5. Your response in a conversation can move beyond paraphrasing, and begin to give and receive feedback, or to check out assumptions. The process is called perception checking. For example, “I’m not sure if I understand what you are saying. You stated that you love your children and that they are very important to you. Also, you said you can’t stand being with them. I’m a little confused, can you clear that up for me?”

6. Another verbal technique in Active Listening involves summarizing the message communicated. When your response organizes and integrates the major aspects of a conversation into an encapsulating statement you have summarized the message. This is used to help each person have a sense of accomplishment and closure with the communication since the major ideas, facts and/or feelings are restated in the summary. For example, “A number of good points have been made about the game, they include…”

7. Advanced verbal techniques involve Empathy Responses where both the content and the feelings are restated in the paraphrasing. This is important because it enables you to communicate your understanding of the speaker’s experience in the discussion and it offers your understanding of their feelings. The basic formula is as follows: “You feel (state feeling) because (state content). For example, “I get the sense that you are angry about what was said, because your boss didn’t offer you an opportunity to present your side of the story.”

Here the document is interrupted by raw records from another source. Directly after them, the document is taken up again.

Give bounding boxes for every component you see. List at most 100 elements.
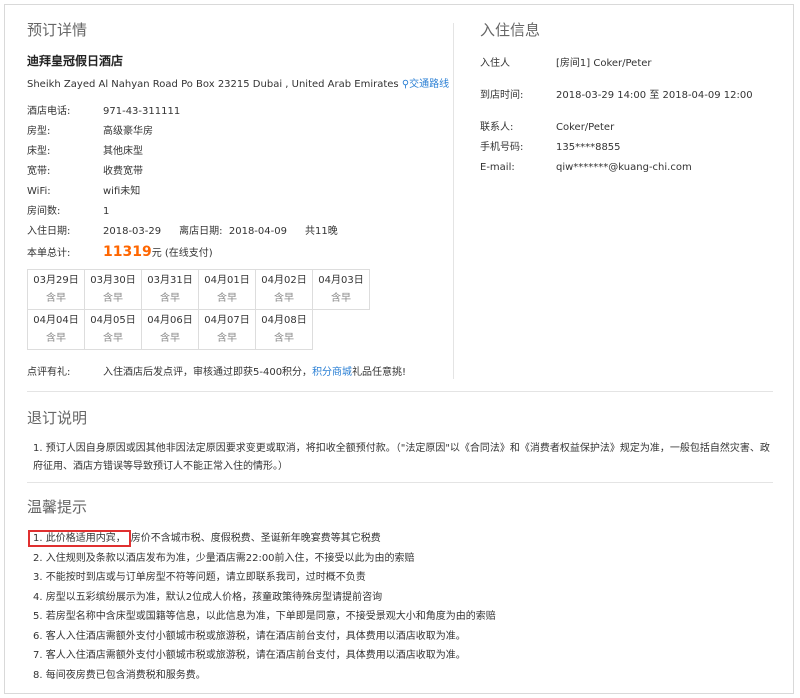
tip-item: 6. 客人入住酒店需额外支付小额城市税或旅游税，请在酒店前台支付，具体费用以酒店… xyxy=(33,630,466,642)
column-divider xyxy=(453,23,454,379)
calendar-cell: 03月30日 含早 xyxy=(84,269,142,310)
calendar-meal: 含早 xyxy=(46,332,66,344)
phone-value: 971-43-311111 xyxy=(103,106,181,117)
calendar-meal: 含早 xyxy=(160,292,180,304)
points-mall-link[interactable]: 积分商城 xyxy=(312,367,352,378)
review-reward-row: 点评有礼: 入住酒店后发点评，审核通过即获5-400积分，积分商城礼品任意挑! xyxy=(27,363,406,378)
tip-item: 1. 此价格适用内宾， 房价不含城市税、度假税费、圣诞新年晚宴费等其它税费 xyxy=(28,529,777,549)
checkin-info-section: 入住信息 入住人 [房间1] Coker/Peter 到店时间: 2018-03-2… xyxy=(480,19,780,178)
calendar-cell: 03月29日 含早 xyxy=(27,269,85,310)
tip-item: 7. 客人入住酒店需额外支付小额城市税或旅游税，请在酒店前台支付，具体费用以酒店… xyxy=(33,650,466,661)
info-row-phone: 酒店电话: 971-43-311111 xyxy=(27,102,447,122)
refund-policy-title: 退订说明 xyxy=(27,409,88,427)
info-row-broadband: 宽带: 收费宽带 xyxy=(27,162,447,182)
calendar-date: 04月01日 xyxy=(204,274,250,286)
info-row-wifi: WiFi: wifi未知 xyxy=(27,182,447,202)
tip-item: 8. 每间夜房费已包含消费税和服务费。 xyxy=(33,669,206,681)
rooms-value: 1 xyxy=(103,206,110,217)
guest-value: [房间1] Coker/Peter xyxy=(556,58,652,69)
checkout-date-label: 离店日期: xyxy=(179,226,223,237)
tip-item: 4. 房型以五彩缤纷展示为准，默认2位成人价格，孩童政策待殊房型请提前咨询 xyxy=(33,591,383,603)
calendar-cell: 04月03日 含早 xyxy=(312,269,370,310)
room-type-value: 高级豪华房 xyxy=(103,126,153,137)
calendar-date: 04月08日 xyxy=(261,314,307,326)
tip-item: 2. 入住规则及条款以酒店发布为准，少量酒店需22:00前入住，不接受以此为由的… xyxy=(33,552,415,564)
tips-list: 1. 此价格适用内宾， 房价不含城市税、度假税费、圣诞新年晚宴费等其它税费 2. … xyxy=(27,529,777,685)
booking-details-section: 预订详情 迪拜皇冠假日酒店 Sheikh Zayed Al Nahyan Roa… xyxy=(27,19,449,378)
checkin-date-value: 2018-03-29 xyxy=(103,226,162,237)
arrival-to: 2018-04-09 12:00 xyxy=(662,90,753,101)
order-detail-panel: 预订详情 迪拜皇冠假日酒店 Sheikh Zayed Al Nahyan Roa… xyxy=(4,4,794,694)
checkin-info-title: 入住信息 xyxy=(480,21,541,39)
wifi-value: wifi未知 xyxy=(103,186,141,197)
broadband-label: 宽带: xyxy=(27,166,51,177)
calendar-date: 04月06日 xyxy=(147,314,193,326)
info-row-rooms: 房间数: 1 xyxy=(27,202,447,222)
email-row: E-mail: qiw*******@kuang-chi.com xyxy=(480,158,780,178)
calendar-cell: 04月01日 含早 xyxy=(198,269,256,310)
tips-title: 温馨提示 xyxy=(27,498,88,516)
calendar-date: 04月04日 xyxy=(33,314,79,326)
arrival-from: 2018-03-29 14:00 xyxy=(556,90,647,101)
info-row-total: 本单总计: 11319元 (在线支付) xyxy=(27,242,447,262)
tip-item: 5. 若房型名称中含床型或国籍等信息，以此信息为准，下单即是同意，不接受景观大小… xyxy=(33,611,496,622)
contact-row: 联系人: Coker/Peter xyxy=(480,118,780,138)
hotel-address: Sheikh Zayed Al Nahyan Road Po Box 23215… xyxy=(27,79,399,90)
calendar-meal: 含早 xyxy=(103,292,123,304)
calendar-cell: 04月02日 含早 xyxy=(255,269,313,310)
calendar-date: 04月03日 xyxy=(318,274,364,286)
calendar-date: 03月31日 xyxy=(147,274,193,286)
calendar-cell: 04月05日 含早 xyxy=(84,309,142,350)
info-row-room-type: 房型: 高级豪华房 xyxy=(27,122,447,142)
contact-value: Coker/Peter xyxy=(556,122,615,133)
review-label: 点评有礼: xyxy=(27,367,71,378)
calendar-date: 04月05日 xyxy=(90,314,136,326)
section-divider xyxy=(27,391,773,392)
room-type-label: 房型: xyxy=(27,126,51,137)
tip-item-rest: 房价不含城市税、度假税费、圣诞新年晚宴费等其它税费 xyxy=(130,533,381,544)
tip-highlight: 1. 此价格适用内宾， xyxy=(28,530,131,547)
calendar-empty-cell xyxy=(313,310,370,350)
mobile-row: 手机号码: 135****8855 xyxy=(480,138,780,158)
arrival-to-word: 至 xyxy=(649,90,660,101)
guest-row: 入住人 [房间1] Coker/Peter xyxy=(480,54,780,74)
rooms-label: 房间数: xyxy=(27,206,61,217)
email-value: qiw*******@kuang-chi.com xyxy=(556,162,692,173)
checkin-date-label: 入住日期: xyxy=(27,226,71,237)
calendar-meal: 含早 xyxy=(274,332,294,344)
phone-label: 酒店电话: xyxy=(27,106,71,117)
calendar-cell: 04月06日 含早 xyxy=(141,309,199,350)
hotel-address-line: Sheikh Zayed Al Nahyan Road Po Box 23215… xyxy=(27,75,449,90)
refund-policy-section: 退订说明 1. 预订人因自身原因或因其他非因法定原因要求变更或取消，将扣收全额预… xyxy=(27,407,777,476)
arrival-label: 到店时间: xyxy=(480,90,524,101)
calendar-row: 04月04日 含早 04月05日 含早 04月06日 含早 04月07日 含早 04月0… xyxy=(27,309,370,350)
mobile-value: 135****8855 xyxy=(556,142,621,153)
hotel-name[interactable]: 迪拜皇冠假日酒店 xyxy=(27,52,447,69)
wifi-label: WiFi: xyxy=(27,186,51,197)
hotel-info-list: 酒店电话: 971-43-311111 房型: 高级豪华房 床型: 其他床型 宽带: 收… xyxy=(27,102,447,262)
calendar-cell: 04月04日 含早 xyxy=(27,309,85,350)
calendar-cell: 04月07日 含早 xyxy=(198,309,256,350)
calendar-date: 04月02日 xyxy=(261,274,307,286)
refund-policy-text: 1. 预订人因自身原因或因其他非因法定原因要求变更或取消，将扣收全额预付款。（"… xyxy=(33,443,770,472)
mobile-label: 手机号码: xyxy=(480,142,524,153)
calendar-meal: 含早 xyxy=(331,292,351,304)
calendar-meal: 含早 xyxy=(217,292,237,304)
guest-label: 入住人 xyxy=(480,58,510,69)
info-row-dates: 入住日期: 2018-03-29 离店日期: 2018-04-09 共11晚 xyxy=(27,222,447,242)
tips-section: 温馨提示 1. 此价格适用内宾， 房价不含城市税、度假税费、圣诞新年晚宴费等其它税… xyxy=(27,496,777,685)
bed-type-value: 其他床型 xyxy=(103,146,143,157)
traffic-route-link[interactable]: 交通路线 xyxy=(409,79,449,90)
calendar-date: 04月07日 xyxy=(204,314,250,326)
total-label: 本单总计: xyxy=(27,248,71,259)
section-divider xyxy=(27,482,773,483)
nights-count: 共11晚 xyxy=(304,226,338,237)
booking-details-title: 预订详情 xyxy=(27,21,88,39)
email-label: E-mail: xyxy=(480,162,515,173)
calendar-meal: 含早 xyxy=(46,292,66,304)
total-payment-note: 元 (在线支付) xyxy=(151,248,213,259)
calendar-meal: 含早 xyxy=(103,332,123,344)
calendar-cell: 03月31日 含早 xyxy=(141,269,199,310)
calendar-meal: 含早 xyxy=(274,292,294,304)
contact-label: 联系人: xyxy=(480,122,514,133)
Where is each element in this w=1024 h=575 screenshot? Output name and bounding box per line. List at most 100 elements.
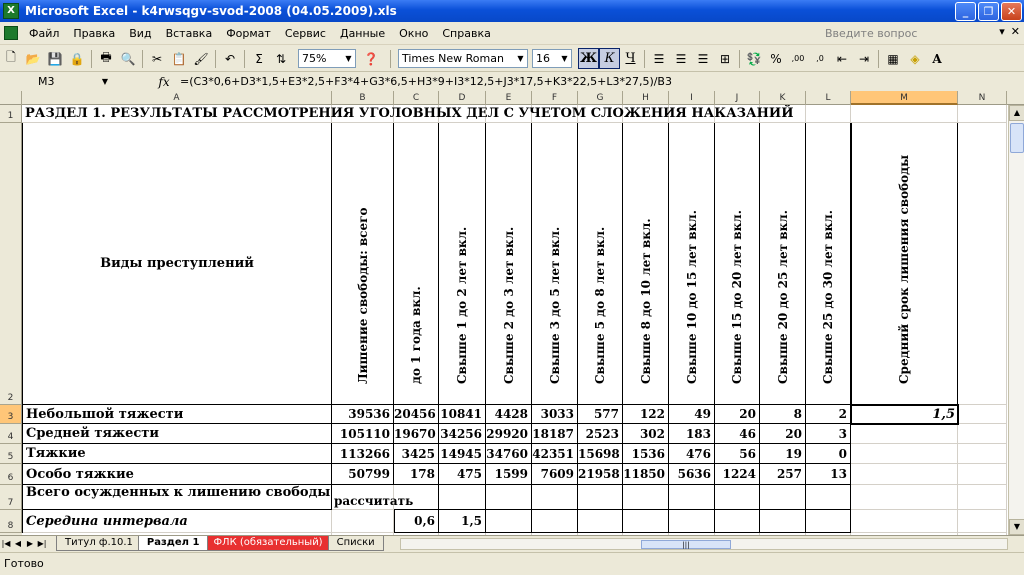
fill-color-icon[interactable]: ◈ (904, 48, 926, 70)
underline-button[interactable]: Ч (620, 48, 641, 69)
data-cell[interactable]: 8 (760, 405, 806, 424)
menu-item[interactable]: Данные (333, 27, 392, 40)
data-cell[interactable]: 113266 (332, 444, 394, 464)
header-cell-vertical[interactable]: Свыше 2 до 3 лет вкл. (486, 123, 532, 405)
italic-button[interactable]: К (599, 48, 620, 69)
borders-icon[interactable]: ▦ (882, 48, 904, 70)
menu-item[interactable]: Сервис (278, 27, 333, 40)
column-header[interactable]: E (486, 91, 532, 105)
calculate-cell[interactable]: рассчитать (332, 485, 413, 510)
data-cell[interactable]: 29920 (486, 424, 532, 444)
empty-cell[interactable] (623, 485, 669, 510)
sheet-tab[interactable]: ФЛК (обязательный) (204, 536, 332, 551)
increase-indent-icon[interactable]: ⇥ (853, 48, 875, 70)
data-cell[interactable]: 14945 (439, 444, 486, 464)
worksheet-grid[interactable]: РАЗДЕЛ 1. РЕЗУЛЬТАТЫ РАССМОТРЕНИЯ УГОЛОВ… (22, 105, 1008, 535)
data-cell[interactable]: 3425 (394, 444, 439, 464)
align-right-icon[interactable]: ☰ (692, 48, 714, 70)
column-header[interactable]: D (439, 91, 486, 105)
insert-function-button[interactable]: fx (154, 75, 174, 89)
prev-sheet-icon[interactable]: ◀ (12, 536, 24, 551)
average-term-cell[interactable]: 1,5 (851, 405, 958, 424)
interval-midpoint-cell[interactable]: 1,5 (439, 510, 486, 533)
font-color-button[interactable]: A (926, 48, 948, 70)
crime-type-label[interactable]: Средней тяжести (22, 424, 332, 444)
data-cell[interactable]: 20456 (394, 405, 439, 424)
crime-type-label[interactable]: Небольшой тяжести (22, 405, 332, 424)
data-cell[interactable]: 15698 (578, 444, 623, 464)
data-cell[interactable]: 21958 (578, 464, 623, 485)
maximize-button[interactable]: ❐ (978, 1, 999, 21)
column-header[interactable]: C (394, 91, 439, 105)
row-header[interactable]: 1 (0, 105, 22, 123)
column-header[interactable]: L (806, 91, 851, 105)
data-cell[interactable]: 20 (760, 424, 806, 444)
data-cell[interactable]: 105110 (332, 424, 394, 444)
header-cell-vertical[interactable]: до 1 года вкл. (394, 123, 439, 405)
data-cell[interactable]: 1224 (715, 464, 760, 485)
data-cell[interactable]: 34256 (439, 424, 486, 444)
data-cell[interactable]: 577 (578, 405, 623, 424)
decrease-indent-icon[interactable]: ⇤ (831, 48, 853, 70)
row-header[interactable]: 6 (0, 464, 22, 485)
autosum-button[interactable]: Σ (248, 48, 270, 70)
data-cell[interactable]: 2 (806, 405, 851, 424)
column-header[interactable]: N (958, 91, 1007, 105)
font-name-select[interactable]: Times New Roman ▼ (398, 49, 528, 68)
row-header[interactable]: 3 (0, 405, 22, 424)
sort-ascending-icon[interactable]: ⇅ (270, 48, 292, 70)
crime-type-label[interactable]: Тяжкие (22, 444, 332, 464)
row-header[interactable]: 2 (0, 123, 22, 405)
workbook-icon[interactable] (4, 26, 18, 40)
data-cell[interactable]: 19670 (394, 424, 439, 444)
row-header[interactable]: 8 (0, 510, 22, 533)
open-folder-icon[interactable]: 📂 (22, 48, 44, 70)
header-cell-vertical[interactable]: Свыше 10 до 15 лет вкл. (669, 123, 715, 405)
menu-item[interactable]: Справка (435, 27, 497, 40)
data-cell[interactable]: 257 (760, 464, 806, 485)
data-cell[interactable]: 183 (669, 424, 715, 444)
column-header[interactable]: K (760, 91, 806, 105)
data-cell[interactable]: 18187 (532, 424, 578, 444)
data-cell[interactable]: 1536 (623, 444, 669, 464)
header-cell-vertical[interactable]: Свыше 5 до 8 лет вкл. (578, 123, 623, 405)
format-painter-icon[interactable]: 🖌 (190, 48, 212, 70)
data-cell[interactable]: 13 (806, 464, 851, 485)
currency-icon[interactable]: 💱 (743, 48, 765, 70)
select-all-corner[interactable] (0, 91, 22, 105)
data-cell[interactable]: 42351 (532, 444, 578, 464)
header-cell-vertical[interactable]: Свыше 3 до 5 лет вкл. (532, 123, 578, 405)
interval-midpoint-label[interactable]: Середина интервала (22, 510, 332, 533)
print-preview-icon[interactable]: 🔍 (117, 48, 139, 70)
empty-cell[interactable] (760, 510, 806, 533)
zoom-select[interactable]: 75% ▼ (298, 49, 356, 68)
data-cell[interactable]: 34760 (486, 444, 532, 464)
menu-item[interactable]: Окно (392, 27, 435, 40)
print-icon[interactable]: 🖶 (95, 48, 117, 70)
formula-input[interactable]: =(C3*0,6+D3*1,5+E3*2,5+F3*4+G3*6,5+H3*9+… (174, 75, 1024, 88)
header-cell-vertical[interactable]: Свыше 20 до 25 лет вкл. (760, 123, 806, 405)
empty-cell[interactable] (669, 510, 715, 533)
empty-cell[interactable] (486, 510, 532, 533)
data-cell[interactable]: 7609 (532, 464, 578, 485)
empty-cell[interactable] (578, 510, 623, 533)
column-header[interactable]: M (851, 91, 958, 105)
scroll-up-icon[interactable]: ▲ (1009, 105, 1024, 121)
data-cell[interactable]: 46 (715, 424, 760, 444)
empty-cell[interactable] (532, 485, 578, 510)
empty-cell[interactable] (760, 485, 806, 510)
help-icon[interactable]: ❓ (360, 48, 382, 70)
menu-item[interactable]: Вставка (159, 27, 220, 40)
data-cell[interactable]: 19 (760, 444, 806, 464)
sheet-tab[interactable]: Списки (327, 536, 384, 551)
new-document-icon[interactable]: 🗋 (0, 48, 22, 70)
increase-decimal-icon[interactable]: ,00 (787, 48, 809, 70)
row-header[interactable]: 7 (0, 485, 22, 510)
menu-item[interactable]: Формат (219, 27, 278, 40)
empty-cell[interactable] (578, 485, 623, 510)
row-header[interactable]: 4 (0, 424, 22, 444)
empty-cell[interactable] (439, 485, 486, 510)
empty-cell[interactable] (394, 485, 439, 510)
data-cell[interactable]: 2523 (578, 424, 623, 444)
percent-button[interactable]: % (765, 48, 787, 70)
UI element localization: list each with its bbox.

These behaviors and verbal responses are essential in the practice of Active Listening. It is wise to not assume we understand everything in a conversation and certain situations call for the deliberate use of active listening. Some of these situations include any serious discussion of important life lessons with our children, counseling situations, and/or business discussions. Any situation that has become heated due to a lack of understanding would likely improve if all the parties concerned were to consciously engage in the practice of active listening. Please use this handout freely in any environment or circumstance where active listening is likely to be valuable.